Yanık, şiddet konusuna bütüncül bakmanın yolunun ise şiddetin öncesi, esnası ve sonrasında yapılması gerekenleri doğru organize etmekten geçtiğine dikkat çekerek, "Bütüncül yaklaşım, ayrıca şiddet olaylarında adı geçen bütün bireylerin, mağdur ya da şiddeti uygulayan olduğuna bakmaksızın yakından takibini de gerektirmektedir." dedi.
Bu bakış açısının yıllar içinde biriken tecrübeler doğrultusunda meseleye yeni bir yaklaşım getirdiğini ifade eden Yanık, şiddetin mağduru kadar şiddet uygulayan kişilerle ilgili de çalışmalar yapılması gerektiğini söyledi.
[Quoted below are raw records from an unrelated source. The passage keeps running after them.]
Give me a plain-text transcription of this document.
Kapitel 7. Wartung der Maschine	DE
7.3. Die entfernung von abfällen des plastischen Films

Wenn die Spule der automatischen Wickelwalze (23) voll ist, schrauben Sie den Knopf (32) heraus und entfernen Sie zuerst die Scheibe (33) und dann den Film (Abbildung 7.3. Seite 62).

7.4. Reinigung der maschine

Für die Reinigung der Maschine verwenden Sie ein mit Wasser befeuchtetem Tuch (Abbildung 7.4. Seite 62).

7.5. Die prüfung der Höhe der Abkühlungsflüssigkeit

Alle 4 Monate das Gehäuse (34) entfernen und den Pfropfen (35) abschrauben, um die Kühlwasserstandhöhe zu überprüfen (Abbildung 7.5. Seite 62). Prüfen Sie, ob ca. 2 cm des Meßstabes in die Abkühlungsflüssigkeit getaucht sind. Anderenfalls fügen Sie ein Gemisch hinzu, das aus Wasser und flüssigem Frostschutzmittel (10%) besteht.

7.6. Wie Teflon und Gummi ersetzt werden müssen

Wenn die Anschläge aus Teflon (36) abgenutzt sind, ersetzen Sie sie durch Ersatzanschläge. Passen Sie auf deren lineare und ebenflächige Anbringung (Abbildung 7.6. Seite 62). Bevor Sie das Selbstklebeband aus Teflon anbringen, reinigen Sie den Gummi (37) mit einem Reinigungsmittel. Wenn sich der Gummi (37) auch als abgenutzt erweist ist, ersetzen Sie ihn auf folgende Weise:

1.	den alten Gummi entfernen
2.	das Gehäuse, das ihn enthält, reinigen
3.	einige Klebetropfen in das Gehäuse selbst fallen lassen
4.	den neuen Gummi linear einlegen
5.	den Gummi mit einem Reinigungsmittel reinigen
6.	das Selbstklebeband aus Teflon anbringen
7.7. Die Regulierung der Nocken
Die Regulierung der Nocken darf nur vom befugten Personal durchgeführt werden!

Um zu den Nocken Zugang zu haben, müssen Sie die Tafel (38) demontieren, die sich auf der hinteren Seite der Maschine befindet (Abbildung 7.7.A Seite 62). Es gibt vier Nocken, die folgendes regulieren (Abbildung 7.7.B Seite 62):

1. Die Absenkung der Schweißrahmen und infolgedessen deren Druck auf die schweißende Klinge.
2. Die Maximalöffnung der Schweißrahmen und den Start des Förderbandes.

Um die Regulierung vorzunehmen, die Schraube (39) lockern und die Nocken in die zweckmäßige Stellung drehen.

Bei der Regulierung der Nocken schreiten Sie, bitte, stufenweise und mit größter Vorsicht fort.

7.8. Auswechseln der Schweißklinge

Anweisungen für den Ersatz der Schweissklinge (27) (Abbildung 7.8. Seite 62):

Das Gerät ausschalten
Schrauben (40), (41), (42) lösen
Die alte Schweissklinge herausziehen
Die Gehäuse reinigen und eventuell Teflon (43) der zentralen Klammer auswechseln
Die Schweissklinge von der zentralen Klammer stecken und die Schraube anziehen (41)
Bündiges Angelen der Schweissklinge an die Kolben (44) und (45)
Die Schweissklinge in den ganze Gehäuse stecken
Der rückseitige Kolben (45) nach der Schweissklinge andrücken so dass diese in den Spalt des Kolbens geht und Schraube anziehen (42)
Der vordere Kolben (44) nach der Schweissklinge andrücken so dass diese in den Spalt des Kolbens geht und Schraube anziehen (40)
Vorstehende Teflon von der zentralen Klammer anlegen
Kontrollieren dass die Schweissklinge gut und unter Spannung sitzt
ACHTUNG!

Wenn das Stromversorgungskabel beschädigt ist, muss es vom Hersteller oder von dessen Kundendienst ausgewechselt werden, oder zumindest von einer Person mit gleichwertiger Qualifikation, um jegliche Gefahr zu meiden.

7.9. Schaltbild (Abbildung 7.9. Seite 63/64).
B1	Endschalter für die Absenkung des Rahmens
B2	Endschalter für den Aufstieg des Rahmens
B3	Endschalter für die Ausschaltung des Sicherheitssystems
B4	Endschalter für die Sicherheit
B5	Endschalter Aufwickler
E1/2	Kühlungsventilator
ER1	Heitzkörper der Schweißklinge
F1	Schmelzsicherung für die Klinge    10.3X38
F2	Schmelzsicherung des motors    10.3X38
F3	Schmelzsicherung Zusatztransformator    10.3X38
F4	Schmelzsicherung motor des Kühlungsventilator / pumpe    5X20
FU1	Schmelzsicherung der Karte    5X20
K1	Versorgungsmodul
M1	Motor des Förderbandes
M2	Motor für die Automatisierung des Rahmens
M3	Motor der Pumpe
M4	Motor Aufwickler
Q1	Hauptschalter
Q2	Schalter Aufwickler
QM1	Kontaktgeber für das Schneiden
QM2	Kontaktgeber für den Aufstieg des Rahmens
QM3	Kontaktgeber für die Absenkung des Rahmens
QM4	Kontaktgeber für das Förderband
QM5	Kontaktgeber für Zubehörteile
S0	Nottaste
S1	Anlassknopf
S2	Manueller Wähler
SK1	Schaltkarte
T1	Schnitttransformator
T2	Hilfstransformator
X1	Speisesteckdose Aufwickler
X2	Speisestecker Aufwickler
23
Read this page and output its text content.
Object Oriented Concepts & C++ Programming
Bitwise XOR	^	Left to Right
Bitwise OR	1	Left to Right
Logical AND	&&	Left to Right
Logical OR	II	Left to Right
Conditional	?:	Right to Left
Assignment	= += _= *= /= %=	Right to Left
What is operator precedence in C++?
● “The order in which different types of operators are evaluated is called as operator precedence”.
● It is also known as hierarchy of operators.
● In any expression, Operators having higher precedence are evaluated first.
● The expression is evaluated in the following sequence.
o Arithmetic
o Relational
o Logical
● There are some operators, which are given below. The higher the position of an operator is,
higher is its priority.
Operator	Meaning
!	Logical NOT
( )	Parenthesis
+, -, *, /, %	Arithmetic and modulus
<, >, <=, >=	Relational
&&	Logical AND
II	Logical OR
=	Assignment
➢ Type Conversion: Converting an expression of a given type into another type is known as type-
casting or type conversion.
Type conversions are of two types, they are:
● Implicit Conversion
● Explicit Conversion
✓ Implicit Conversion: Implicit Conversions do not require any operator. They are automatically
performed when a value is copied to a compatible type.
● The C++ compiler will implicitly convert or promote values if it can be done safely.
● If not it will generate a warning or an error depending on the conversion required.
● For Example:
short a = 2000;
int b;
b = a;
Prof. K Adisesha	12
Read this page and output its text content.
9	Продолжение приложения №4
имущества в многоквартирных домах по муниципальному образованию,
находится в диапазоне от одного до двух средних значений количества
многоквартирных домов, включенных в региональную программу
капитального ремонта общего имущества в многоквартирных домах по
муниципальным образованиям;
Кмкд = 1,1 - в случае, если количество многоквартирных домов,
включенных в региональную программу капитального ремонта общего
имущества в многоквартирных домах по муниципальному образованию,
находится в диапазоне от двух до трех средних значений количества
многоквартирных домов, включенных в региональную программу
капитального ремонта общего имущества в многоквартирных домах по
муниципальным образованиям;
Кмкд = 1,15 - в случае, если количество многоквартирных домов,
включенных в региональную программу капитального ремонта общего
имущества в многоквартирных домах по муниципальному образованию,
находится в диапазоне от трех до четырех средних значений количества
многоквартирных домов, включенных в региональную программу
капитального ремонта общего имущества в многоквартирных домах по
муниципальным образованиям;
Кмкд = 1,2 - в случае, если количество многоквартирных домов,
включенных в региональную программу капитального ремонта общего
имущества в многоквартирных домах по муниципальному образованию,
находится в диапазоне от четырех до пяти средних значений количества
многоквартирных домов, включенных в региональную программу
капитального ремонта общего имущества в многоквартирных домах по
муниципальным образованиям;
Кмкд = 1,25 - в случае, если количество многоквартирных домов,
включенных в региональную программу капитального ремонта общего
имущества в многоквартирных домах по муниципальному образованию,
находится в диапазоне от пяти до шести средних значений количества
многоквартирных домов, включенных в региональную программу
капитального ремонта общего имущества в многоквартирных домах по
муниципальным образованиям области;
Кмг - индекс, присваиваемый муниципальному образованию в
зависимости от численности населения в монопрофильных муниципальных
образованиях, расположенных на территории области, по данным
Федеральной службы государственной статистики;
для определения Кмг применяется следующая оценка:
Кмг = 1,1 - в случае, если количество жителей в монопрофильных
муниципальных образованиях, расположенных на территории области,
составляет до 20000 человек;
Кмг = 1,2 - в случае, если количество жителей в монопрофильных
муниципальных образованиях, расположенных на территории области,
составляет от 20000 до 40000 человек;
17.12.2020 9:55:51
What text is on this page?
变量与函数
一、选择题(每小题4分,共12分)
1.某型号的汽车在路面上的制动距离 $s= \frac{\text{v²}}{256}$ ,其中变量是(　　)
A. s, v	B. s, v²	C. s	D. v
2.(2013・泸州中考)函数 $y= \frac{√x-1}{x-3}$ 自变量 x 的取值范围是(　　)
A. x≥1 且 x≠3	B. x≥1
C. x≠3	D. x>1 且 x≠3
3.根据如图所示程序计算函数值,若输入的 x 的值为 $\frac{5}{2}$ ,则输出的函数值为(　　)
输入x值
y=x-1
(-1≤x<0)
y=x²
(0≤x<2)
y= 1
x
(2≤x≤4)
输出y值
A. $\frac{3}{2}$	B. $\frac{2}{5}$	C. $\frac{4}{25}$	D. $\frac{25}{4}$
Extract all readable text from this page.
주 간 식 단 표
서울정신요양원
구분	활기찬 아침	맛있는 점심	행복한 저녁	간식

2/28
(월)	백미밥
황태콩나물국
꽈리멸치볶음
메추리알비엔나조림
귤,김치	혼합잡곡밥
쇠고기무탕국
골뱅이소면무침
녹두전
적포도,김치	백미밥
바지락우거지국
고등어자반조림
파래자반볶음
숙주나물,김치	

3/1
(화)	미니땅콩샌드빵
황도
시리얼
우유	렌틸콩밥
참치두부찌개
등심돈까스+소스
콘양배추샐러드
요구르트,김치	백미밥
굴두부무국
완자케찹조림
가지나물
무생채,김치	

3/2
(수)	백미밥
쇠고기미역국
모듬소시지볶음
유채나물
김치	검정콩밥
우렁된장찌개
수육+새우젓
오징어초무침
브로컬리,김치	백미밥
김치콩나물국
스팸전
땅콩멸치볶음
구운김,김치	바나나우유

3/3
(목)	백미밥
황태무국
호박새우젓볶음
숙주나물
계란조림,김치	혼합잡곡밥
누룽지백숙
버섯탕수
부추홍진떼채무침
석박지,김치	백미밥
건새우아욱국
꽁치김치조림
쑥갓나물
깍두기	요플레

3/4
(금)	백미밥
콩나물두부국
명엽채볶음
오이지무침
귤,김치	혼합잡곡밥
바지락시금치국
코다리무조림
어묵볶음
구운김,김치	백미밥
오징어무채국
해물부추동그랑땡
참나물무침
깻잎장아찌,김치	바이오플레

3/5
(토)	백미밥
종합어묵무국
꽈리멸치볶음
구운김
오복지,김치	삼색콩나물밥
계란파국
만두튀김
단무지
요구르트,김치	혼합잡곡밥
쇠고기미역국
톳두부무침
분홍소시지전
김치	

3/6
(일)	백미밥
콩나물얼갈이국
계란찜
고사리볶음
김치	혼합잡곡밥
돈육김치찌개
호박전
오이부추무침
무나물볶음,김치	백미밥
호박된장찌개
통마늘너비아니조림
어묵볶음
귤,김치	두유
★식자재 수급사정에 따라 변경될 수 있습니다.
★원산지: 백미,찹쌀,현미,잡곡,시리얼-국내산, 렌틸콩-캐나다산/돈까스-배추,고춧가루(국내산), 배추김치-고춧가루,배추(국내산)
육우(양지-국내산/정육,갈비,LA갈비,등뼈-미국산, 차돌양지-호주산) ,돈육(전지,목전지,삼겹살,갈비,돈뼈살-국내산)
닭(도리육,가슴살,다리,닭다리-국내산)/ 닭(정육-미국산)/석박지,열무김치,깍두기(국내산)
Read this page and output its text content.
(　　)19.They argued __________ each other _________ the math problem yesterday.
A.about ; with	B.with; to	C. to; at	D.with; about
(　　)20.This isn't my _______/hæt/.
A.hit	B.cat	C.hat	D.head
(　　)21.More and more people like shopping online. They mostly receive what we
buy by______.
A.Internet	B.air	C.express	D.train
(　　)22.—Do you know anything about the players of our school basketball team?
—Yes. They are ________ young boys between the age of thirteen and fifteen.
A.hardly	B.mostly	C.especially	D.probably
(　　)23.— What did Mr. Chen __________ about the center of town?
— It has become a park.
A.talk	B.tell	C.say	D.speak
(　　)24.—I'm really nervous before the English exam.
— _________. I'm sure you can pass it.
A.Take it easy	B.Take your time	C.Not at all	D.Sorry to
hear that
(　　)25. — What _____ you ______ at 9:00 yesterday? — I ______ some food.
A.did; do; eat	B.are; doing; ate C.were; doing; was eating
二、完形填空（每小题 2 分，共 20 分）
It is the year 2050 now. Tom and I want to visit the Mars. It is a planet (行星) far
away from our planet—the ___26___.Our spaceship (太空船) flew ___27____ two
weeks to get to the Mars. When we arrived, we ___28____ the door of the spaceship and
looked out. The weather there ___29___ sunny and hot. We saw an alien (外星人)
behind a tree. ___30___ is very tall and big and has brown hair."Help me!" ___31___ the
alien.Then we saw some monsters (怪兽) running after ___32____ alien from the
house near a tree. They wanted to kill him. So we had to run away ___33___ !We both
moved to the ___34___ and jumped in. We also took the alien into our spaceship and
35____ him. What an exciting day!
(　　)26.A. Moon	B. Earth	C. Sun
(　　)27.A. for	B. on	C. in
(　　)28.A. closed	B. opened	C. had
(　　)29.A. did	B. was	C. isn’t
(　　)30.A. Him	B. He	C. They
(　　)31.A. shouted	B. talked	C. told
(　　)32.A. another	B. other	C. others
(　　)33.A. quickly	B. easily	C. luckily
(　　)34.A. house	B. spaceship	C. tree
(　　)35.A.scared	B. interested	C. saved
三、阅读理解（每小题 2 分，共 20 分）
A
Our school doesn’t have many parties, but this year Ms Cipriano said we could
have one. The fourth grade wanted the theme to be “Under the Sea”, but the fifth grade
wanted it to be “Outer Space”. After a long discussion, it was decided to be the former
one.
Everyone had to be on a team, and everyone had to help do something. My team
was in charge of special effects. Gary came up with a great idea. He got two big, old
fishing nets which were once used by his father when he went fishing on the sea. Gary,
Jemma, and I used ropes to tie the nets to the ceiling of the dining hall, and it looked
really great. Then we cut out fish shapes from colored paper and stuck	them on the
Bakan Yanık, sözlerini şöyle sürdürdü:
"Kişilerin içinde kaybolduğu şiddet sarmalını ancak böyle kırabiliriz. Kısacası toplumun her kesimini, sahip olduğumuz yetki ve haklar kapsamında şiddeti üreten süreçleri kontrol altına almaktan ve şiddete konu olan herkesin hayatını iyileştirmekten sorumluyuz.
‘Bizim için aile içi şiddet, aile içi bir konu değildir. Bilakis manevi ve kültürel değerlerimizi tehdit eden toplumsal ve yasal bir mevzudur’ dememizin arka planında bu mevzu yatmaktadır. Bu anlamda şiddet suçunu işleyenin kişisel olarak suçu sabittir, bununla birlikte kişiyi suça iten sebeplerle de mücadele etmek görevlerimiz arasındadır. Benzer şekilde şiddet mağduru olan kadınların yeniden hayata katılması için her türlü sosyal ve psikolojik desteği vermek, insanlık onuruna yakışır bir yaşam sürmeleri için desteklenmelerini sağlamak da sosyal devlet olmanın gerekleri arasındadır."
"Güçlünün zayıfı ezebildiği durumlar son bulana kadar vazifemiz devam edecek"
2007 yılından beri Ulusal Eylem Planları kapsamında şiddeti önlemeye yönelik planlı ve programlı çalışmalar yürütüldüğünü hatırlatan Yanık, başta Anayasa olmak üzere, Türk Ceza Kanunu ve Türk Medeni Kanunu gibi temel kanunlarda reform niteliğinde değişimlere imza atıldığını bildirdi.
Bakan Yanık, bu çerçevede 2021-2025 yıllarını kapsayan Kadına Yönelik Şiddetle Mücadele IV. Ulusal Eylem Planını kamu kurum ve kuruluşlarının, sivil toplum örgütlerinin, medyanın, uluslararası kuruluşların ve akademisyenlerin katkı ve katılımlarıyla hazırladıklarını ve Temmuz 2021 itibarıyla da yürürlüğe konulduğunu belirtti.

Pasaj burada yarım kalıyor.